Cuando el cordón puede atar dos vidas que se debían separar, quedan atrapadas y una posiblemente asfixiada por las fuerzas de la otra. Una maternidad que no se entiende, si el precio es este, morir en el intento de ser una hija. Nunca la dejó en paz, siempre la quería atada, desde el mismísimo cordón umbilical, que nunca quiso cortar para darle su propia vida.
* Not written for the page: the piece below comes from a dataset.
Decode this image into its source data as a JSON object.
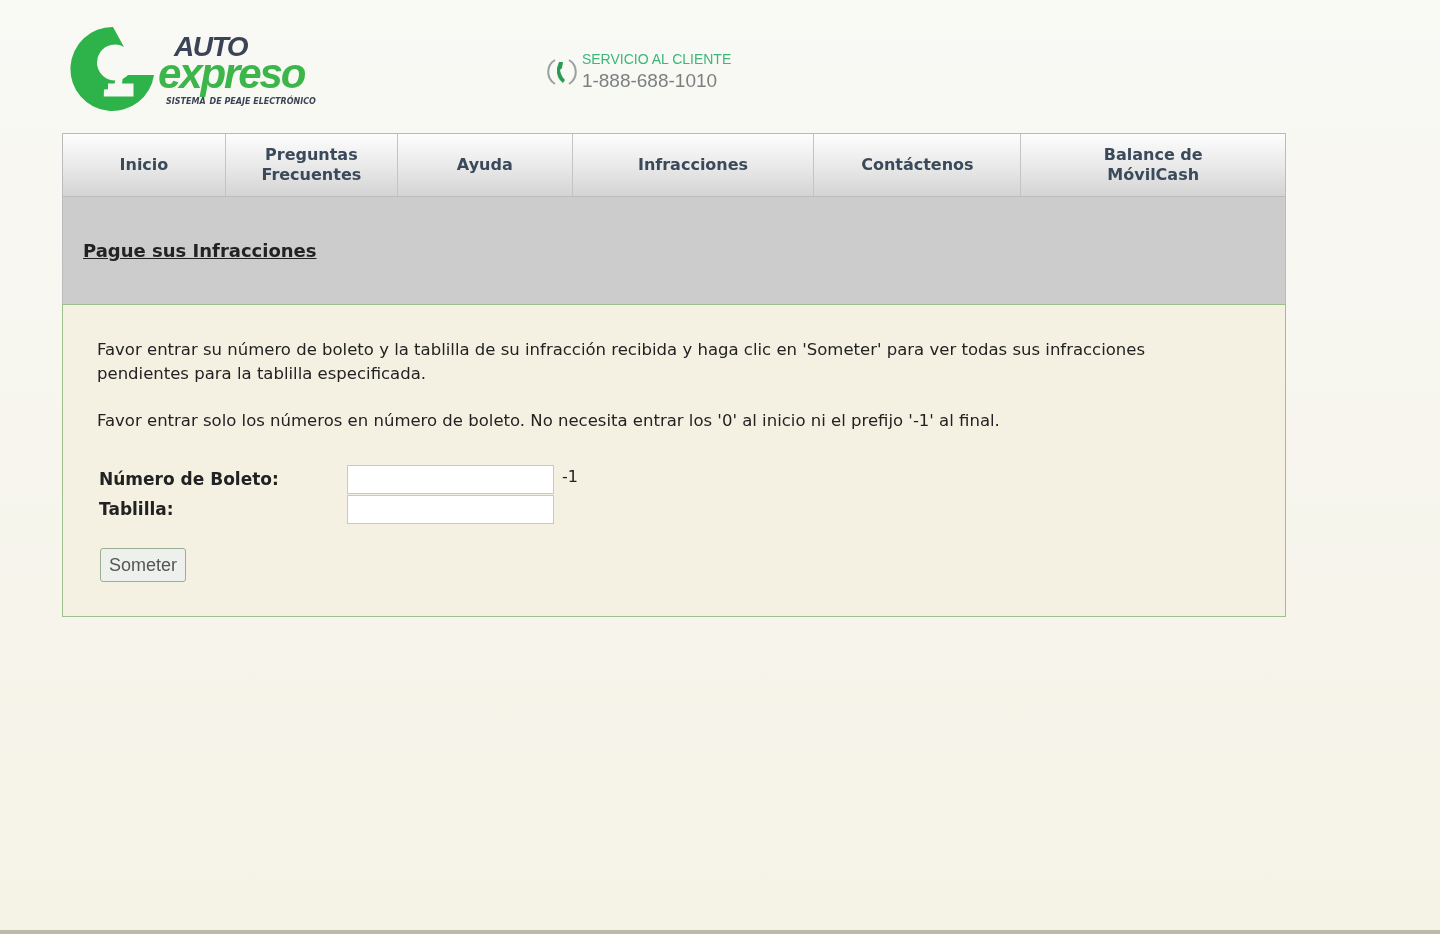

La mujer es incapaz de observar las alas de su hija. La quiere, a veces, ahorcar y otras tantas con la asfixia le alcanza. Sólo es un intento más de tenerla sometida. Serán sus propios miedos a la libertad los que la llevan a atar, a sus pies ese destino. El cual no puede crecer con el cordón atado al cuello. ¿Qué le pasa a esta mujer? No siente la maternidad en sus venas. Le teme a la vida que no ha podido vivir, tal vez porque aún conserva su propio cordón atado al cuello, el de su madre. La abuela.
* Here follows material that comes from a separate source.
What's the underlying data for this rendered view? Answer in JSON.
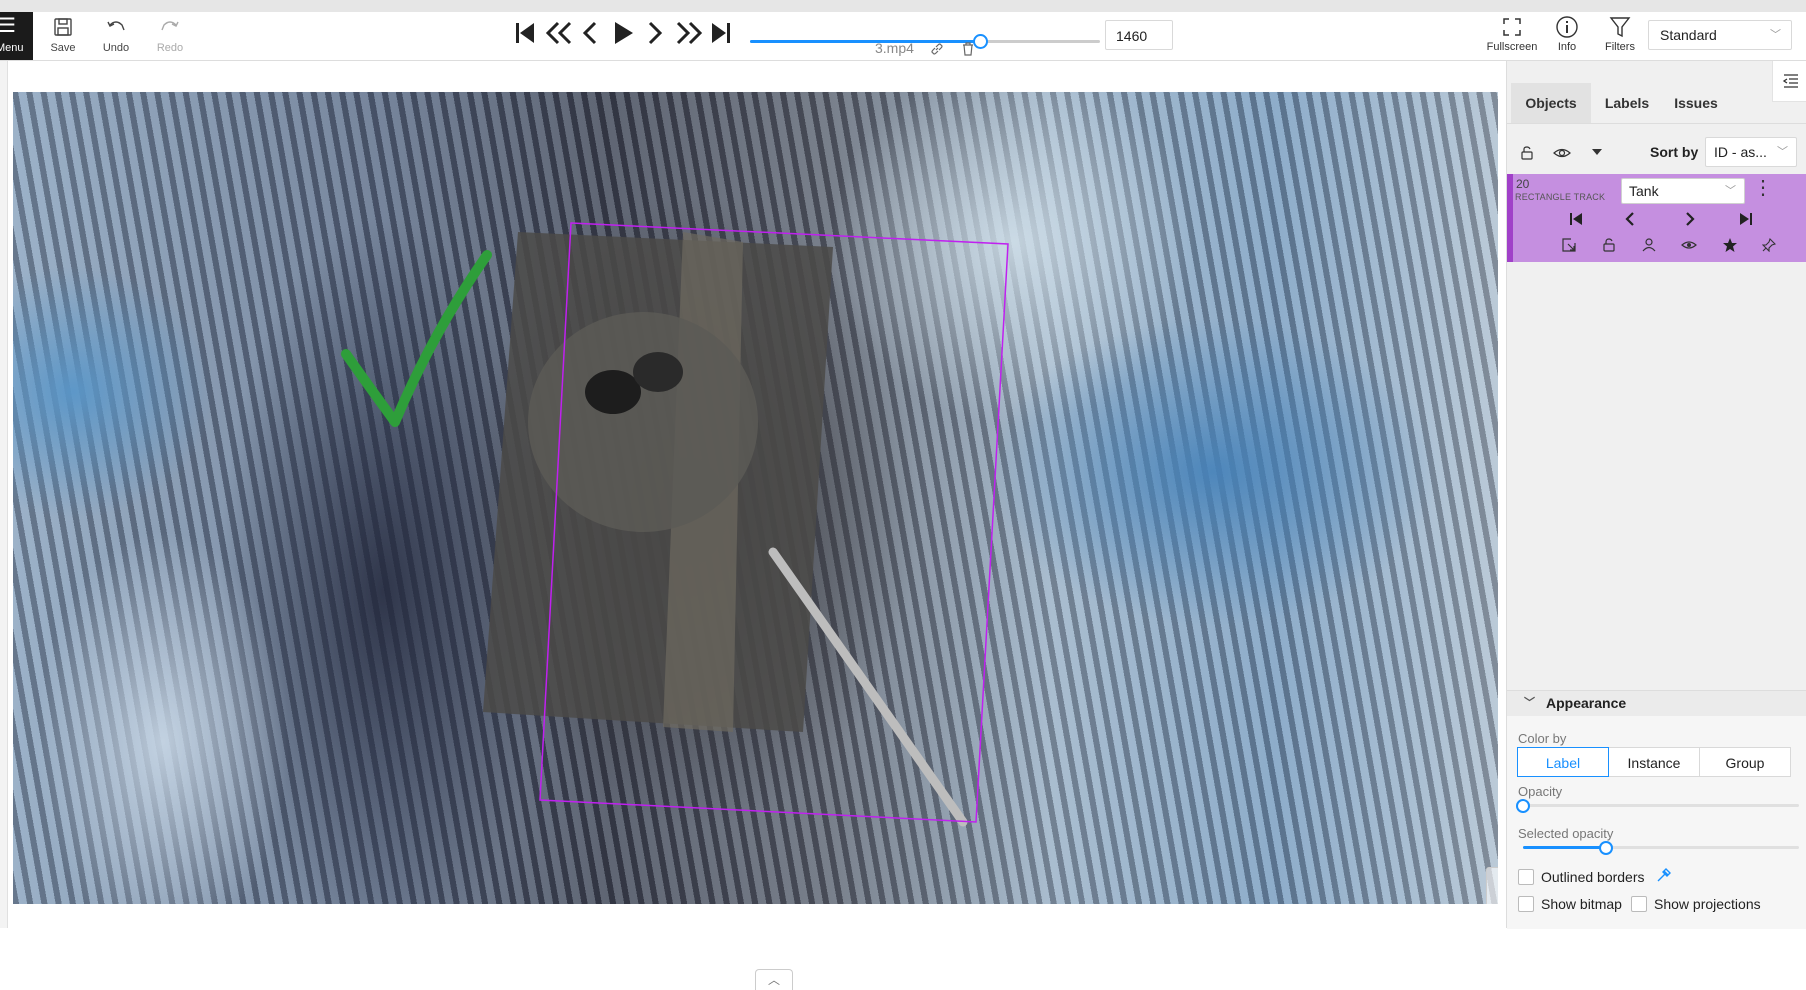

Un problema generacional, una libertad avejentada por estar encerrada en el asilo o en la placenta.
El cordón puede ahorcar o puede salvar, depende de as circunstancias. Es claro que la libertad no crece entre las ataduras, pero por algo se puede comenzar, tal vez sea una posibilidad que les da a ambas la vida. Con la llegada de los años, el collar que parece llevar en el cuello, pasa desapercibido y la deja a la niña ahora mujer, ser aunque sea por un tiempo. Logra casarse y tener sus hijos, con quienes no puede repetir la historia. Los collares del tiempo se enroscan una vez en la vida. Ella aún conserva los de sus antepasados. Y no quiere que su descendencia muera enjaulada por un cordón vitalicio.
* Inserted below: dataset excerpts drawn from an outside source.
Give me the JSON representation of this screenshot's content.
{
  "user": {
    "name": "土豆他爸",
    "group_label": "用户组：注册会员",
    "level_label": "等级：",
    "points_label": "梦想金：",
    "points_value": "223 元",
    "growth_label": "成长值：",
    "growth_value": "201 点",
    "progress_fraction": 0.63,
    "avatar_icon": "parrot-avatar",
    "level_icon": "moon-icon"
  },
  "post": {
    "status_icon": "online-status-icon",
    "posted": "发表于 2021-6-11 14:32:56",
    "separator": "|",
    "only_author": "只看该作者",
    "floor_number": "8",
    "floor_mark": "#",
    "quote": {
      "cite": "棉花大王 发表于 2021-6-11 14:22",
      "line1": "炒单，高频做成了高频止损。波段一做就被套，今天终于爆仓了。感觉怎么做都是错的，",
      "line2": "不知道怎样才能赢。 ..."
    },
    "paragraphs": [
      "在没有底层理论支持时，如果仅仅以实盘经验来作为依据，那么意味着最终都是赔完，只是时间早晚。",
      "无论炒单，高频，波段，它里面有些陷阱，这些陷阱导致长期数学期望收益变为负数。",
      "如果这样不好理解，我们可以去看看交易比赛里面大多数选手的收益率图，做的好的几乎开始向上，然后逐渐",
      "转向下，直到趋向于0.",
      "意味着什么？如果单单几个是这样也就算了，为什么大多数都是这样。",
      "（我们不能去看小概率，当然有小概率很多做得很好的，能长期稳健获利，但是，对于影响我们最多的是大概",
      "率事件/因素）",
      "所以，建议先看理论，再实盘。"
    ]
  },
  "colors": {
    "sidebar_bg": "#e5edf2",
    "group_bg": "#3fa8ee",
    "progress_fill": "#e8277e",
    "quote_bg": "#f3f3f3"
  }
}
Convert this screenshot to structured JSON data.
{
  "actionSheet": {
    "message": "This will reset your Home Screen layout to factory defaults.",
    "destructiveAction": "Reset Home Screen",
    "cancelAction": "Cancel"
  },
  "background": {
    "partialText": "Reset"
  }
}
Así de fuertes son las paradojas en la vida. Lo mismo que te da vida, te la puede encarcelar. Ataduras que son libertad cuando el nudo se desenrosca. Una vitalidad hecha bolsa, una madre que no dejó jamás de ser hija. Entonces, es una competencia, una rivalidad poderosa que no quiere que nadie sobreviva, a la pelea perdida, morirán en el camino.
Ambas tironean, con la soga al cuello.